Run each stage of the pipeline in the following order:

Step 1: Data Preparation

python airline_sentiment_dataset_creation.py

Step 2: Positional Encoding

python airline_pos_encoded_dataset_creation.py

Step 3: Hypervector Dictionary Creation

python dict_creation.py

Step 4: Model Training and Evaluation

python HDC_epoch_training_with_lr.py

File Explanations

1. airline_sentiment_dataset_creation.py

This script prepares the dataset for sentiment analysis by:

  • Loading and filtering tweets from Tweets.csv to retain only those labeled as positive or negative.
  • Cleaning each tweet (removing mentions, URLs, punctuation, and numbers).
  • Mapping sentiments to numerical values (0 for negative, 1 for positive).
  • Splitting the data into training and test sets (80/20 split).

Outputs:

  • airline_train_data.pkl: Training data (tweets and labels).
  • airline_test_data.pkl: Testing data (tweets and labels).

Purpose: Ensures that the data is preprocessed and ready for encoding and model training.

2. airline_pos_encoded_dataset_creation.py

This script performs positional encoding on the cleaned tweets:

  • Loads airline_train_data.pkl and airline_test_data.pkl.
  • Retrieves word embeddings using a pre-trained Word2Vec model (twitter_us_airlines_word2vec_64.model).
  • Applies a positional encoding method to capture the sequence structure in the embeddings.
  • Normalizes embeddings for consistent scaling.

Outputs:

  • imdb_train_pos_encoded.pkl: Positionally encoded training data.
  • imdb_test_pos_encoded.pkl: Positionally encoded test data.

Purpose: Adds positional information to the word embeddings, which helps the HDC model distinguish words based on their sequence in a tweet.

3. dict_creation.py

This script generates a dictionary of hypervectors for encoding numerical values:

  • Defines a range of values with a precision step (e.g., 0.0001) and assigns each value a unique high-dimensional vector.
  • The hypervectors are randomly initialized and flipped for each subsequent value.

Outputs:

  • hdc_10k_0.0001.json: A JSON file mapping values to their corresponding hypervectors.

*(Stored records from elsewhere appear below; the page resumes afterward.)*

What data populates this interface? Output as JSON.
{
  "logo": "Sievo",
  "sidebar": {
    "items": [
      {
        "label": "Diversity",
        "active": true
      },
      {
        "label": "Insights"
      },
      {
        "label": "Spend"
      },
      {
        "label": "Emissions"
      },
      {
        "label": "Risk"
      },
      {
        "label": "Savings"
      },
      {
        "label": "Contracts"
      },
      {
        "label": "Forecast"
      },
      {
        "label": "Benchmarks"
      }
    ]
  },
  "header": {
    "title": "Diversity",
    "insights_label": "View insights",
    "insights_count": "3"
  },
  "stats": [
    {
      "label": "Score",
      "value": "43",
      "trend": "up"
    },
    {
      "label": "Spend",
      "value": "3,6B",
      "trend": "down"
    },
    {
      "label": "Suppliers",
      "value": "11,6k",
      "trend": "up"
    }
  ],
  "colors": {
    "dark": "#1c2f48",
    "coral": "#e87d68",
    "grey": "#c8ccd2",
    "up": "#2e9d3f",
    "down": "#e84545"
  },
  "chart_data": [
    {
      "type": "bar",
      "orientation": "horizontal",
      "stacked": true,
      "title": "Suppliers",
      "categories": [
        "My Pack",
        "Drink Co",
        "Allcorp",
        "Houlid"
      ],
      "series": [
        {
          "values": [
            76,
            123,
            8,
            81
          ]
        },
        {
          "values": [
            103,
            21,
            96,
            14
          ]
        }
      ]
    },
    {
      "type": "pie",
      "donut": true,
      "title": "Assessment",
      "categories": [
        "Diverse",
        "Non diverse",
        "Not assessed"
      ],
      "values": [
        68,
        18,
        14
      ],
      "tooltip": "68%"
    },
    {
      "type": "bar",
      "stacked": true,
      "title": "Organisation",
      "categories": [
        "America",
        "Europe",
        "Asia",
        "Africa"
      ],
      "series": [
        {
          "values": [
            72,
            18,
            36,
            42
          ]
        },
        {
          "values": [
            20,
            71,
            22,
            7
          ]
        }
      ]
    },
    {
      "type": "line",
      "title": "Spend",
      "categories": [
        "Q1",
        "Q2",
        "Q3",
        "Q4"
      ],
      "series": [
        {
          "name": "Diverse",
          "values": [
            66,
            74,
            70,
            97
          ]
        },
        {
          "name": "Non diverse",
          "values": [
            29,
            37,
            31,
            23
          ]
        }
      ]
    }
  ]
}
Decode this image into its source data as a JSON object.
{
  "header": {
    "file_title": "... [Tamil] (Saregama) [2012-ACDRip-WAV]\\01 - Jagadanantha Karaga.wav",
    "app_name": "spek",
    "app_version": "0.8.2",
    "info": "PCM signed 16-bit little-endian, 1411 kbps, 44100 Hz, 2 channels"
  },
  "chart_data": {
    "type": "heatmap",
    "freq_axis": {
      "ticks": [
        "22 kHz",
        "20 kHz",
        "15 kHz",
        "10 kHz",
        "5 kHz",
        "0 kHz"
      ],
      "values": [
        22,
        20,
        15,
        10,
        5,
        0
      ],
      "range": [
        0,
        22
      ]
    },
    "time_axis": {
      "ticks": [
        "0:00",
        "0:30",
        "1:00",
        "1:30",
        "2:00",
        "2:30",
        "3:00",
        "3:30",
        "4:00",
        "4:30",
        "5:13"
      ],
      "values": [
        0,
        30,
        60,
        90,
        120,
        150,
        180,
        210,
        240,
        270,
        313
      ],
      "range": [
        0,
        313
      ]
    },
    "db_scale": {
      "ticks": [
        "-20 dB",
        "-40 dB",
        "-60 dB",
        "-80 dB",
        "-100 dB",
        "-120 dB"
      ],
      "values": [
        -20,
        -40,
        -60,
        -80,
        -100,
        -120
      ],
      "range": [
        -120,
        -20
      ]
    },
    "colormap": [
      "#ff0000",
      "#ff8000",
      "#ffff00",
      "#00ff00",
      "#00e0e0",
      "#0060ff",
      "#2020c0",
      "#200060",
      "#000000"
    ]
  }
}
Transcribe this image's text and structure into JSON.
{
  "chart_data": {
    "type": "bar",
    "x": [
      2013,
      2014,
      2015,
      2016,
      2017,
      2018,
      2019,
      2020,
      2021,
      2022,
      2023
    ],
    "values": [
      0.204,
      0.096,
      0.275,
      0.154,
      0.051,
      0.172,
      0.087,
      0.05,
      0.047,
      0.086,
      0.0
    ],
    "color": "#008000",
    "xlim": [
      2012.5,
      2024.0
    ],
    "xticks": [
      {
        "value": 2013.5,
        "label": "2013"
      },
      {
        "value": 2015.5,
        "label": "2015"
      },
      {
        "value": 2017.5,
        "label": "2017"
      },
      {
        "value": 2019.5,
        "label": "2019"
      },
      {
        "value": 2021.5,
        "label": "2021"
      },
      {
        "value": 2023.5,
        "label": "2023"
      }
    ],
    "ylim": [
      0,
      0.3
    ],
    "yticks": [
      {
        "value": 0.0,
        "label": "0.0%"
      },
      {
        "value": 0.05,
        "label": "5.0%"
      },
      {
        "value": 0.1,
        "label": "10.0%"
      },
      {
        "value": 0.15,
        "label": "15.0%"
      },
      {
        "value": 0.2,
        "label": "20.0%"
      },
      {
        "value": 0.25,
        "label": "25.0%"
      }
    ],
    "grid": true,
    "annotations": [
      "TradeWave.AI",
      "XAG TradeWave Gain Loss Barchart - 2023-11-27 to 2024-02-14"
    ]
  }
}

Purpose: Provides a mapping of numerical values to high-dimensional vectors, enabling the encoding of continuous data in HDC.

4. HDC_epoch_training_with_lr.py

This script trains and evaluates the HDC model:

  • Loads encoded data (airline_train_data_encoded.pkl and airline_test_data_encoded.pkl) and the hypervector dictionary (hdc_10k_0.0001.json).
  • Aggregates hypervectors for each sentiment (positive and negative) based on tweet embeddings.
  • Updates hypervectors over multiple epochs and adjusts learning rates to optimize performance.
  • After training, evaluates the model on the test data and outputs the accuracy.

Outputs:

  • Final training accuracy and time metrics printed to the console.

Purpose: Trains an HDC model to classify tweet sentiment based on aggregate hypervectors, providing insights into HDC’s efficacy in sentiment analysis.

Workflow Summary

  1. Data Preprocessing:
    • Clean and split raw data in Tweets.csv.
    • Outputs training and test sets in airline_train_data.pkl and airline_test_data.pkl.
  2. Positional Encoding:
    • Convert tweets into word embeddings using twitter_us_airlines_word2vec_64.model.
    • Apply positional encoding and normalization, outputting imdb_train_pos_encoded.pkl and imdb_test_pos_encoded.pkl.
  3. Hypervector Dictionary Creation:
    • Generate a dictionary of hypervectors to map numerical values to high-dimensional vectors.
    • Outputs the dictionary in hdc_10k_0.0001.json.
  4. Training and Evaluation:
    • Train the HDC model on the positionally encoded training data.
    • Evaluate model accuracy on test data using the main code HDC_epoch_training_with_lr.py.